I left Copenhagen station last night on the night train to Amsterdam. If you’ve never taken a night train you have two main options. I sitting car or a sleeper car (couchette), Don’t even get me started on the commuter car option (basically it’s not one, you don’t want it). For the first few stops, I had the room to myself and thought I was a pretty lucky guy. Somewhere in rural Denmark, I was joined by a young almost-college aged kid who was going to his first trip to Amsterdam. His english was just good enough for me to realize that he wasn’t there to see the canals. He was an amiable guy and after awhile I went to the shower room to charge my devices.
When you take the German trains on an overnight trip, sometimes you have modern trains and sometimes you don’t. If you’re lucky enough to be on an old-style train, don’t be surprised if the conductors are a bit grumpy when you ask where you can find an outlet. They’re just as tired of people asking as people are of asking the question.
In any event, I worked for a few hours on this and that before finding to my surprise that the pile of clothes just past the two old German women who had joined us was in fact, another traveler. I rousted him from my seat and joined him. Even though only one of them spoke English, I could somehow understand what they were saying in German better than the Danish kid could understand either of us in English or Danish.
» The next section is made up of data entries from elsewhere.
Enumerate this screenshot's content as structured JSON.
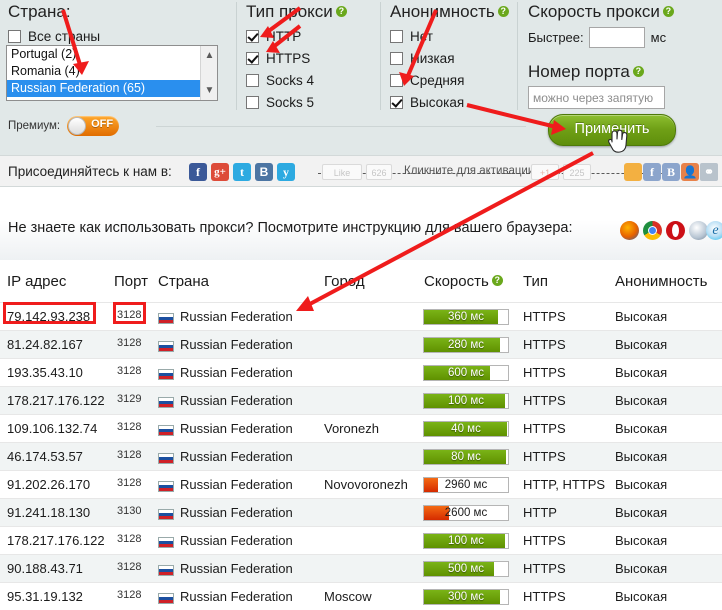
{
  "filters": {
    "country": {
      "title": "Страна:",
      "all_label": "Все страны",
      "all_checked": false,
      "options": [
        {
          "label": "Portugal (2)",
          "selected": false
        },
        {
          "label": "Romania (4)",
          "selected": false
        },
        {
          "label": "Russian Federation (65)",
          "selected": true
        }
      ],
      "scroll_up_icon": "chevron-up-icon",
      "scroll_down_icon": "chevron-down-icon"
    },
    "premium": {
      "label": "Премиум:",
      "state": "OFF"
    },
    "proxy_type": {
      "title": "Тип прокси",
      "help_glyph": "?",
      "items": [
        {
          "label": "HTTP",
          "checked": true
        },
        {
          "label": "HTTPS",
          "checked": true
        },
        {
          "label": "Socks 4",
          "checked": false
        },
        {
          "label": "Socks 5",
          "checked": false
        }
      ]
    },
    "anonymity": {
      "title": "Анонимность",
      "help_glyph": "?",
      "items": [
        {
          "label": "Нет",
          "checked": false
        },
        {
          "label": "Низкая",
          "checked": false
        },
        {
          "label": "Средняя",
          "checked": false
        },
        {
          "label": "Высокая",
          "checked": true
        }
      ]
    },
    "speed": {
      "title": "Скорость прокси",
      "help_glyph": "?",
      "faster_label": "Быстрее:",
      "value": "",
      "unit": "мс"
    },
    "port": {
      "title": "Номер порта",
      "help_glyph": "?",
      "value": "",
      "placeholder": "можно через запятую"
    },
    "apply_label": "Применить"
  },
  "social": {
    "join_label": "Присоединяйтесь к нам в:",
    "networks": [
      {
        "name": "facebook-icon",
        "glyph": "f",
        "color": "#3b5998"
      },
      {
        "name": "google-plus-icon",
        "glyph": "g+",
        "color": "#dd4b39"
      },
      {
        "name": "twitter-icon",
        "glyph": "t",
        "color": "#2daae1"
      },
      {
        "name": "vk-icon",
        "glyph": "B",
        "color": "#4c75a3"
      },
      {
        "name": "surfingbird-icon",
        "glyph": "y",
        "color": "#2daae1"
      }
    ],
    "like_label": "Like",
    "like_count": "626",
    "activation_label": "Кликните для активации",
    "gplus_label": "+1",
    "gplus_count": "225",
    "share_icons": [
      {
        "name": "mailru-icon",
        "color": "#f3b041"
      },
      {
        "name": "facebook-share-icon",
        "color": "#8ca5cc"
      },
      {
        "name": "vk-share-icon",
        "color": "#8ca5cc"
      },
      {
        "name": "odnoklassniki-icon",
        "color": "#e8824a"
      },
      {
        "name": "link-icon",
        "color": "#b9c3cc"
      }
    ]
  },
  "instructions": {
    "text": "Не знаете как использовать прокси? Посмотрите инструкцию для вашего браузера:",
    "browsers": [
      {
        "name": "firefox-icon",
        "color": "#e66000"
      },
      {
        "name": "chrome-icon",
        "color": "#4caf50"
      },
      {
        "name": "opera-icon",
        "color": "#cc0f16"
      },
      {
        "name": "safari-icon",
        "color": "#8ea3b7"
      },
      {
        "name": "internet-explorer-icon",
        "color": "#1ebbee"
      }
    ]
  },
  "table": {
    "columns": [
      {
        "key": "ip",
        "label": "IP адрес"
      },
      {
        "key": "port",
        "label": "Порт"
      },
      {
        "key": "country",
        "label": "Страна"
      },
      {
        "key": "city",
        "label": "Город"
      },
      {
        "key": "speed",
        "label": "Скорость",
        "help_glyph": "?"
      },
      {
        "key": "type",
        "label": "Тип"
      },
      {
        "key": "anonymity",
        "label": "Анонимность"
      }
    ],
    "rows": [
      {
        "ip": "79.142.93.238",
        "port": "3128",
        "country": "Russian Federation",
        "city": "",
        "speed_label": "360 мс",
        "speed_ms": 360,
        "speed_pct": 88,
        "speed_color": "green",
        "type": "HTTPS",
        "anonymity": "Высокая"
      },
      {
        "ip": "81.24.82.167",
        "port": "3128",
        "country": "Russian Federation",
        "city": "",
        "speed_label": "280 мс",
        "speed_ms": 280,
        "speed_pct": 91,
        "speed_color": "green",
        "type": "HTTPS",
        "anonymity": "Высокая"
      },
      {
        "ip": "193.35.43.10",
        "port": "3128",
        "country": "Russian Federation",
        "city": "",
        "speed_label": "600 мс",
        "speed_ms": 600,
        "speed_pct": 78,
        "speed_color": "green",
        "type": "HTTPS",
        "anonymity": "Высокая"
      },
      {
        "ip": "178.217.176.122",
        "port": "3129",
        "country": "Russian Federation",
        "city": "",
        "speed_label": "100 мс",
        "speed_ms": 100,
        "speed_pct": 97,
        "speed_color": "green",
        "type": "HTTPS",
        "anonymity": "Высокая"
      },
      {
        "ip": "109.106.132.74",
        "port": "3128",
        "country": "Russian Federation",
        "city": "Voronezh",
        "speed_label": "40 мс",
        "speed_ms": 40,
        "speed_pct": 99,
        "speed_color": "green",
        "type": "HTTPS",
        "anonymity": "Высокая"
      },
      {
        "ip": "46.174.53.57",
        "port": "3128",
        "country": "Russian Federation",
        "city": "",
        "speed_label": "80 мс",
        "speed_ms": 80,
        "speed_pct": 98,
        "speed_color": "green",
        "type": "HTTPS",
        "anonymity": "Высокая"
      },
      {
        "ip": "91.202.26.170",
        "port": "3128",
        "country": "Russian Federation",
        "city": "Novovoronezh",
        "speed_label": "2960 мс",
        "speed_ms": 2960,
        "speed_pct": 17,
        "speed_color": "red",
        "type": "HTTP, HTTPS",
        "anonymity": "Высокая"
      },
      {
        "ip": "91.241.18.130",
        "port": "3130",
        "country": "Russian Federation",
        "city": "",
        "speed_label": "2600 мс",
        "speed_ms": 2600,
        "speed_pct": 30,
        "speed_color": "red",
        "type": "HTTP",
        "anonymity": "Высокая"
      },
      {
        "ip": "178.217.176.122",
        "port": "3128",
        "country": "Russian Federation",
        "city": "",
        "speed_label": "100 мс",
        "speed_ms": 100,
        "speed_pct": 97,
        "speed_color": "green",
        "type": "HTTPS",
        "anonymity": "Высокая"
      },
      {
        "ip": "90.188.43.71",
        "port": "3128",
        "country": "Russian Federation",
        "city": "",
        "speed_label": "500 мс",
        "speed_ms": 500,
        "speed_pct": 83,
        "speed_color": "green",
        "type": "HTTPS",
        "anonymity": "Высокая"
      },
      {
        "ip": "95.31.19.132",
        "port": "3128",
        "country": "Russian Federation",
        "city": "Moscow",
        "speed_label": "300 мс",
        "speed_ms": 300,
        "speed_pct": 90,
        "speed_color": "green",
        "type": "HTTPS",
        "anonymity": "Высокая"
      }
    ]
  },
  "annotations": {
    "color": "#ef1c1c",
    "highlight_boxes": [
      "ip-cell-row-1",
      "port-cell-row-1"
    ]
  }
}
We slept intermittently and woke each time the train stopped, made some dumb jokes and fell asleep again.
At one point the German Police entered the train station with their dogs and began sniffing all over the place and waking people up by knocking on the compartments to tell them that everything was “under control” and we have “nothing to fear”. I’m not sure how that sounds to German speakers, but armed law enforcement waking you up and telling you you have “nothing to fear” while keeping trained bomb-drug-bacon sniffing dogs on a leash is something sure to make most right-minded people in a state of not only fear, but confused fear that you can only truly experience while you’re not quite sure whether you’re awake or asleep.
At this point, one of the little old ladies jumped up and exclaimed the first clear thing in English I’d heard her say all night, “I’m going to go find OUT what’s REALLY going on! I’m a person who has to KNOW these things!!!” (the exclamation marks were clearly audible in her excited tone of voice).
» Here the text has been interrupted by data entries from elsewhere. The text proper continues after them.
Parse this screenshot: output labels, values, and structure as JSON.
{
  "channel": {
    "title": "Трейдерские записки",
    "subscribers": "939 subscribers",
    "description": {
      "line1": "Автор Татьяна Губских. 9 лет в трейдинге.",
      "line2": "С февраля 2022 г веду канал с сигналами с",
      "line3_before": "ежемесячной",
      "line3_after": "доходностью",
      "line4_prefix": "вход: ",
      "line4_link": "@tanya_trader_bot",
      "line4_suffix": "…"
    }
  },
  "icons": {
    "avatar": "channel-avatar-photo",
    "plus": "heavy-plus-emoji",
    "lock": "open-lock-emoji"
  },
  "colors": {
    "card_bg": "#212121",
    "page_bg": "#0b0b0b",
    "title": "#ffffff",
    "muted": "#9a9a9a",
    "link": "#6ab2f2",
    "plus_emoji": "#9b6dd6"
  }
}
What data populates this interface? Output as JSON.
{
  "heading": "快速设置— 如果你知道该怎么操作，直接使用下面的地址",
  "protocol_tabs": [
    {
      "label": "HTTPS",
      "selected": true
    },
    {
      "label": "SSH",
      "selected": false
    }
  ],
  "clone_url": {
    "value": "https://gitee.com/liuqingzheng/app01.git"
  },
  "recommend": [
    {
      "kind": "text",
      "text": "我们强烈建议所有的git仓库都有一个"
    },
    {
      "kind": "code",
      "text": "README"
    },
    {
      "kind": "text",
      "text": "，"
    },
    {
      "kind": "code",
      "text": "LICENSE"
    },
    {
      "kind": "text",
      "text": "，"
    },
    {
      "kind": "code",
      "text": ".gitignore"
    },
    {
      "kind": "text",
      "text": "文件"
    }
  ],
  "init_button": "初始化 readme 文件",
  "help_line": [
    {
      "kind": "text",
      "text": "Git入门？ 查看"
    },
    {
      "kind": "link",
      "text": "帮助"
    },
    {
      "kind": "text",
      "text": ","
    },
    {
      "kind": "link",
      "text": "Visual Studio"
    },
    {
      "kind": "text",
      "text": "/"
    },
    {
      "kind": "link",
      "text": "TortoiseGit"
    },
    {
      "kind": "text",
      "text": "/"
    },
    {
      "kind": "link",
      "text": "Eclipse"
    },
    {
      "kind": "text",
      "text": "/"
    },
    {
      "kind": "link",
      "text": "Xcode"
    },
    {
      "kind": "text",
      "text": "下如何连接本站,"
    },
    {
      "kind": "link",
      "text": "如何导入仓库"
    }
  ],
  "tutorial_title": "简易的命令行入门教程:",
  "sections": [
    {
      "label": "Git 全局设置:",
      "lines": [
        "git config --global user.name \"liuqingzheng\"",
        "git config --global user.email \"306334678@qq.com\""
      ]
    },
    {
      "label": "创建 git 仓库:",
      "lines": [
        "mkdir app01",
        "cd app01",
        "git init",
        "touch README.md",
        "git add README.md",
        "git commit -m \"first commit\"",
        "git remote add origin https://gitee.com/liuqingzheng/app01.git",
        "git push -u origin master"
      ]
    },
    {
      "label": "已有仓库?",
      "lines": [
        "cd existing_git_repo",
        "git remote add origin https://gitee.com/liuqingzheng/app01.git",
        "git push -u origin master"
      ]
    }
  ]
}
In any case, things quieted down at this point and after we were joined up to another train going to Amsterdam somewhere in Germany, I found a luxury couchette (2-person, not 6) and an outlet to charge my things as I got some sleep. The conductor was very nice (it was a Czech train) about letting me rest there since they hadn’t sold out and even gave me a bottle of water for it.
I was rewarded with an extra hour of sleep due to a miscommunication between the dutch railway authorities and the German train company. I arrived at noon, on a damp grey day and was rewarded with tea, a shower and a warm bed to sleep in when I arrived at my host’s house.